Wednesday’s 97th edition of Italy’s oldest classic, Milan–Turin, is almost certain to be won by a gifted climber. That’s because since 2012 the finish has been decided at the Basilica of Superga situated 1,460 feet (445 meters) above the center of Turin.
Words by John Wilcockson/Image by Yuzuru Sunada
What’s more, on reaching the city streets after 158 kilometers of racing, the riders turn left to tackle the near-5-kilometer climb not just once, but twice. It averages more than a 9-percent grade, with a steepest pitch at 14 percent. No wonder the names of the past four winners are Alberto Contador, Diego Ulissi, Giampaolo Caruso and Diego Rosa—all very strong climbers.
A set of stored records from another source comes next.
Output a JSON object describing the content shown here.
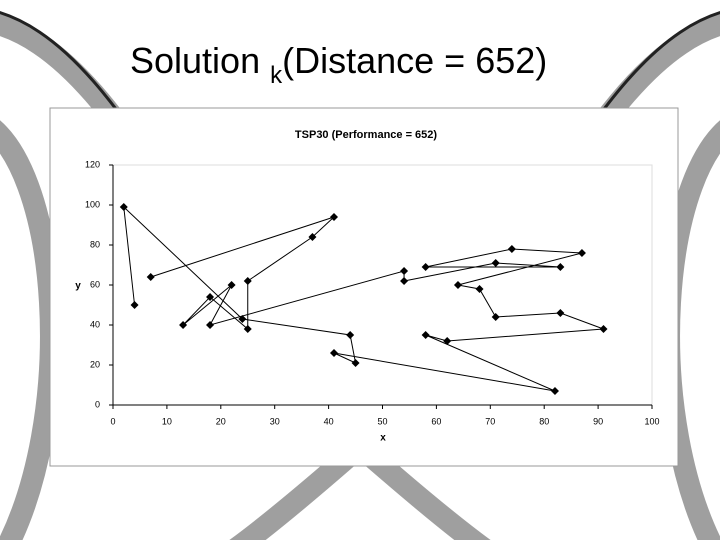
{
  "slide_title": {
    "main": "Solution ",
    "subscript": "k",
    "suffix": "(Distance = 652)"
  },
  "chart_data": {
    "type": "line",
    "title": "TSP30 (Performance  = 652)",
    "x_label": "x",
    "y_label": "y",
    "x": [
      4,
      2,
      24,
      44,
      45,
      41,
      82,
      58,
      62,
      91,
      83,
      71,
      68,
      64,
      87,
      74,
      58,
      83,
      71,
      54,
      54,
      18,
      22,
      13,
      18,
      25,
      25,
      37,
      41,
      7
    ],
    "series": [
      {
        "color": "#000000",
        "values": [
          50,
          99,
          43,
          35,
          21,
          26,
          7,
          35,
          32,
          38,
          46,
          44,
          58,
          60,
          76,
          78,
          69,
          69,
          71,
          62,
          67,
          40,
          60,
          40,
          54,
          38,
          62,
          84,
          94,
          64
        ]
      }
    ],
    "xlim": [
      0,
      100
    ],
    "xticks": [
      0,
      10,
      20,
      30,
      40,
      50,
      60,
      70,
      80,
      90,
      100
    ],
    "ylim": [
      0,
      120
    ],
    "yticks": [
      0,
      20,
      40,
      60,
      80,
      100,
      120
    ],
    "grid": false
  }
}
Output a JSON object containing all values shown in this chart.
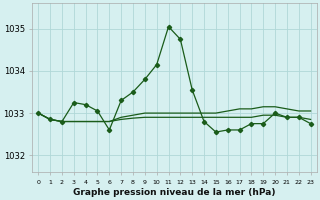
{
  "title": "Graphe pression niveau de la mer (hPa)",
  "background_color": "#d6f0f0",
  "grid_color": "#b0d8d8",
  "line_color": "#1a5c1a",
  "x_labels": [
    "0",
    "1",
    "2",
    "3",
    "4",
    "5",
    "6",
    "7",
    "8",
    "9",
    "10",
    "11",
    "12",
    "13",
    "14",
    "15",
    "16",
    "17",
    "18",
    "19",
    "20",
    "21",
    "22",
    "23"
  ],
  "ylim": [
    1031.6,
    1035.6
  ],
  "yticks": [
    1032,
    1033,
    1034,
    1035
  ],
  "series1": [
    1033.0,
    1032.85,
    1032.8,
    1033.25,
    1033.2,
    1033.05,
    1032.6,
    1033.3,
    1033.5,
    1033.8,
    1034.15,
    1035.05,
    1034.75,
    1033.55,
    1032.8,
    1032.55,
    1032.6,
    1032.6,
    1032.75,
    1032.75,
    1033.0,
    1032.9,
    1032.9,
    1032.75
  ],
  "series2": [
    1033.0,
    1032.85,
    1032.8,
    1032.8,
    1032.8,
    1032.8,
    1032.8,
    1032.85,
    1032.88,
    1032.9,
    1032.9,
    1032.9,
    1032.9,
    1032.9,
    1032.9,
    1032.9,
    1032.9,
    1032.9,
    1032.9,
    1032.95,
    1032.95,
    1032.9,
    1032.9,
    1032.85
  ],
  "series3": [
    1033.0,
    1032.85,
    1032.8,
    1032.8,
    1032.8,
    1032.8,
    1032.8,
    1032.9,
    1032.95,
    1033.0,
    1033.0,
    1033.0,
    1033.0,
    1033.0,
    1033.0,
    1033.0,
    1033.05,
    1033.1,
    1033.1,
    1033.15,
    1033.15,
    1033.1,
    1033.05,
    1033.05
  ]
}
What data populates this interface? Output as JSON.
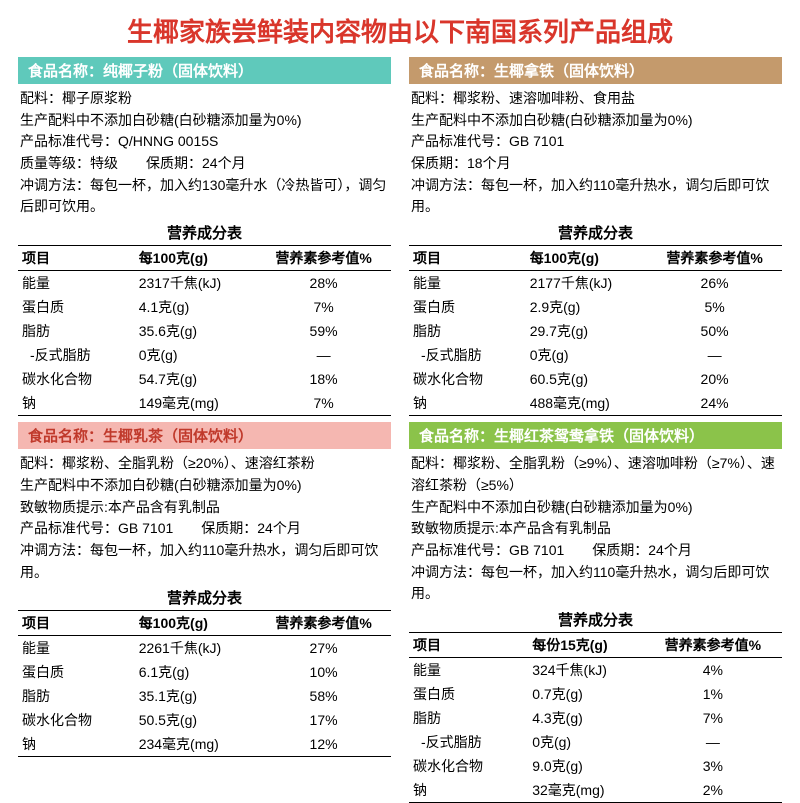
{
  "mainTitle": "生椰家族尝鲜装内容物由以下南国系列产品组成",
  "mainTitleColor": "#d9362b",
  "products": [
    {
      "barBg": "#5fc9bb",
      "barColor": "#ffffff",
      "name": "食品名称：纯椰子粉（固体饮料）",
      "info": [
        "配料：椰子原浆粉",
        "生产配料中不添加白砂糖(白砂糖添加量为0%)",
        "产品标准代号：Q/HNNG 0015S",
        "质量等级：特级　　保质期：24个月",
        "冲调方法：每包一杯，加入约130毫升水（冷热皆可），调匀后即可饮用。"
      ],
      "nutTitle": "营养成分表",
      "headers": [
        "项目",
        "每100克(g)",
        "营养素参考值%"
      ],
      "rows": [
        [
          "能量",
          "2317千焦(kJ)",
          "28%"
        ],
        [
          "蛋白质",
          "4.1克(g)",
          "7%"
        ],
        [
          "脂肪",
          "35.6克(g)",
          "59%"
        ],
        [
          "-反式脂肪",
          "0克(g)",
          "—",
          true
        ],
        [
          "碳水化合物",
          "54.7克(g)",
          "18%"
        ],
        [
          "钠",
          "149毫克(mg)",
          "7%"
        ]
      ]
    },
    {
      "barBg": "#c49a6c",
      "barColor": "#ffffff",
      "name": "食品名称：生椰拿铁（固体饮料）",
      "info": [
        "配料：椰浆粉、速溶咖啡粉、食用盐",
        "生产配料中不添加白砂糖(白砂糖添加量为0%)",
        "产品标准代号：GB 7101",
        "保质期：18个月",
        "冲调方法：每包一杯，加入约110毫升热水，调匀后即可饮用。"
      ],
      "nutTitle": "营养成分表",
      "headers": [
        "项目",
        "每100克(g)",
        "营养素参考值%"
      ],
      "rows": [
        [
          "能量",
          "2177千焦(kJ)",
          "26%"
        ],
        [
          "蛋白质",
          "2.9克(g)",
          "5%"
        ],
        [
          "脂肪",
          "29.7克(g)",
          "50%"
        ],
        [
          "-反式脂肪",
          "0克(g)",
          "—",
          true
        ],
        [
          "碳水化合物",
          "60.5克(g)",
          "20%"
        ],
        [
          "钠",
          "488毫克(mg)",
          "24%"
        ]
      ]
    },
    {
      "barBg": "#f5b7b1",
      "barColor": "#c0392b",
      "name": "食品名称：生椰乳茶（固体饮料）",
      "info": [
        "配料：椰浆粉、全脂乳粉（≥20%）、速溶红茶粉",
        "生产配料中不添加白砂糖(白砂糖添加量为0%)",
        "致敏物质提示:本产品含有乳制品",
        "产品标准代号：GB 7101　　保质期：24个月",
        "冲调方法：每包一杯，加入约110毫升热水，调匀后即可饮用。"
      ],
      "nutTitle": "营养成分表",
      "headers": [
        "项目",
        "每100克(g)",
        "营养素参考值%"
      ],
      "rows": [
        [
          "能量",
          "2261千焦(kJ)",
          "27%"
        ],
        [
          "蛋白质",
          "6.1克(g)",
          "10%"
        ],
        [
          "脂肪",
          "35.1克(g)",
          "58%"
        ],
        [
          "碳水化合物",
          "50.5克(g)",
          "17%"
        ],
        [
          "钠",
          "234毫克(mg)",
          "12%"
        ]
      ]
    },
    {
      "barBg": "#8bc34a",
      "barColor": "#ffffff",
      "name": "食品名称：生椰红茶鸳鸯拿铁（固体饮料）",
      "info": [
        "配料：椰浆粉、全脂乳粉（≥9%）、速溶咖啡粉（≥7%）、速溶红茶粉（≥5%）",
        "生产配料中不添加白砂糖(白砂糖添加量为0%)",
        "致敏物质提示:本产品含有乳制品",
        "产品标准代号：GB 7101　　保质期：24个月",
        "冲调方法：每包一杯，加入约110毫升热水，调匀后即可饮用。"
      ],
      "nutTitle": "营养成分表",
      "headers": [
        "项目",
        "每份15克(g)",
        "营养素参考值%"
      ],
      "rows": [
        [
          "能量",
          "324千焦(kJ)",
          "4%"
        ],
        [
          "蛋白质",
          "0.7克(g)",
          "1%"
        ],
        [
          "脂肪",
          "4.3克(g)",
          "7%"
        ],
        [
          "-反式脂肪",
          "0克(g)",
          "—",
          true
        ],
        [
          "碳水化合物",
          "9.0克(g)",
          "3%"
        ],
        [
          "钠",
          "32毫克(mg)",
          "2%"
        ]
      ]
    }
  ]
}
This current version of Milan–Turin is very different from the first edition in 1876 (that’s 140 years ago!), when eight riders on velocipedes (also called “boneshakers”) started in Milan and only four completed the 150-kilometer journey in some 11 hours. The winner was a zoologist and explorer, Liceo Parini, who was cheered home by a crowd of 10,000. This happened seven years after Englishman James Moore won the world’s first point-to-point velocipede race, the 123-kilometer Paris–Rouen, in just under 11 hours.
On Wednesday, the peloton is scheduled to complete the flat opening 150 kilometers in three and a half hours before the mountainous finale to the186-kilometer classic. Perhaps the top finishers will be similar to last year’s when Team Astana’s Rosa attacked halfway up the final climb and was exhilarated by his victory (this image) by 16 seconds from Tinkoff’s Rafal Majka, with his Astana teammate Fabio Aru in third at 18 seconds. Those three will likely be challenged this year by AG2R la Mondiale’s Romain Bardet and Team Sky’s Wout Poels. It’s become a very different race since men such as Giuseppe Saronni, Francesco Moser and Phil Anderson were winning Milan–Turin in the 1980s.